Poteete, a popular two-term Cherokee Nation Tribal Council member from 1991 – 1999 has been active in Cherokee affairs for most of his adult life. His activities have included a long record of service to various Cherokee historical organizations, including successfully serving as the executive director of the Cherokee Historical Society for more than two years and he is presently the national vice-president of the National Trail of Tears Association.
“I was raised on Cherokee history and from my earliest years was fascinated with my Cherokee ancestors, particularly my well-known great-great-great grandfather, Judge Franklin Falkner, who served as a judge in the Cherokee Nation’s Sequoyah District Court during the 1870s and 1880s,” Poteete said.

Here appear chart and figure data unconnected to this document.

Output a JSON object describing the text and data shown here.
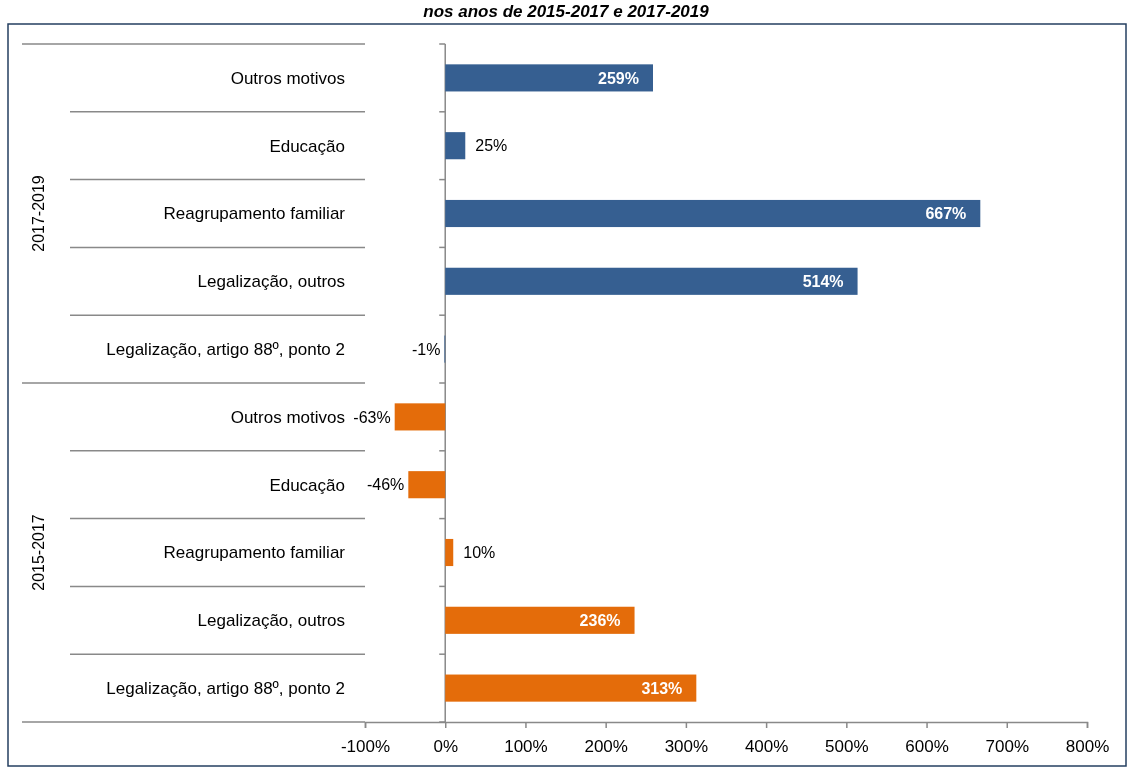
{
  "chart_data": {
    "type": "bar",
    "orientation": "horizontal",
    "title": "nos anos de 2015-2017 e 2017-2019",
    "categories": [
      "Outros motivos",
      "Educação",
      "Reagrupamento familiar",
      "Legalização, outros",
      "Legalização, artigo 88º, ponto 2",
      "Outros motivos",
      "Educação",
      "Reagrupamento familiar",
      "Legalização, outros",
      "Legalização, artigo 88º, ponto 2"
    ],
    "values": [
      259,
      25,
      667,
      514,
      -1,
      -63,
      -46,
      10,
      236,
      313
    ],
    "colors": [
      "#365f91",
      "#365f91",
      "#365f91",
      "#365f91",
      "#365f91",
      "#e46c0a",
      "#e46c0a",
      "#e46c0a",
      "#e46c0a",
      "#e46c0a"
    ],
    "value_labels": [
      "259%",
      "25%",
      "667%",
      "514%",
      "-1%",
      "-63%",
      "-46%",
      "10%",
      "236%",
      "313%"
    ],
    "annotations": [
      "2017-2019",
      "2015-2017"
    ],
    "xlim": [
      -100,
      800
    ],
    "xticks": [
      {
        "value": -100,
        "label": "-100%"
      },
      {
        "value": 0,
        "label": "0%"
      },
      {
        "value": 100,
        "label": "100%"
      },
      {
        "value": 200,
        "label": "200%"
      },
      {
        "value": 300,
        "label": "300%"
      },
      {
        "value": 400,
        "label": "400%"
      },
      {
        "value": 500,
        "label": "500%"
      },
      {
        "value": 600,
        "label": "600%"
      },
      {
        "value": 700,
        "label": "700%"
      },
      {
        "value": 800,
        "label": "800%"
      }
    ]
  }
}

Poteete earned his juris doctorate from the University of Tulsa College of Law in 2001, and was in private practice until 2005. He is a current member in good standing of the Cherokee Bar Association. He currently serves as executive director of the Arkansas Riverbed Authority, with the responsibility for joint administration with the Choctaw and Chickasaw Nations of the tribally owned bed and banks of the Arkansas River between Muskogee and Ft. Smith, Ark. Poteete also brings with him an additional 20 years of experience in the banking and insurance fields.
“Sitting on our Supreme Court is at once a great honor and an awesome responsibility,” said Poteete, “I’m excited about the opportunity to serve in the Judicial Branch of our government. I feel my years in the tribal legislature, particularly as chair of the Rules Committee where we dealt directly with changes to the Cherokee Nation Code, have given me a unique perspective and insight into complex legal issues.”
Former Tribal Council member Barbara Starr-Scott says she is pleased with the Principal Chief’s nominee. “Troy Poteete has a proven record as a strong and independent voice for Cherokee people. He is an excellent choice for the Cherokee Nation Supreme Court,” said Starr-Scott.
The next step in the selection process will be to place the nomination before the Tribal Council for confirmation. That step will happen during the January 25 Rules Committee meeting of the Council, which will take place at 1:00p.m. in the Legislative conference room at the Council House. In order to be confirmed, Poteete will need a simple majority of supporting votes from the Council during the following regularly scheduled Tribal Council meeting. The Cherokee Nation Tribal Council’s meetings are held monthly at the tribal complex south of Tahlequah.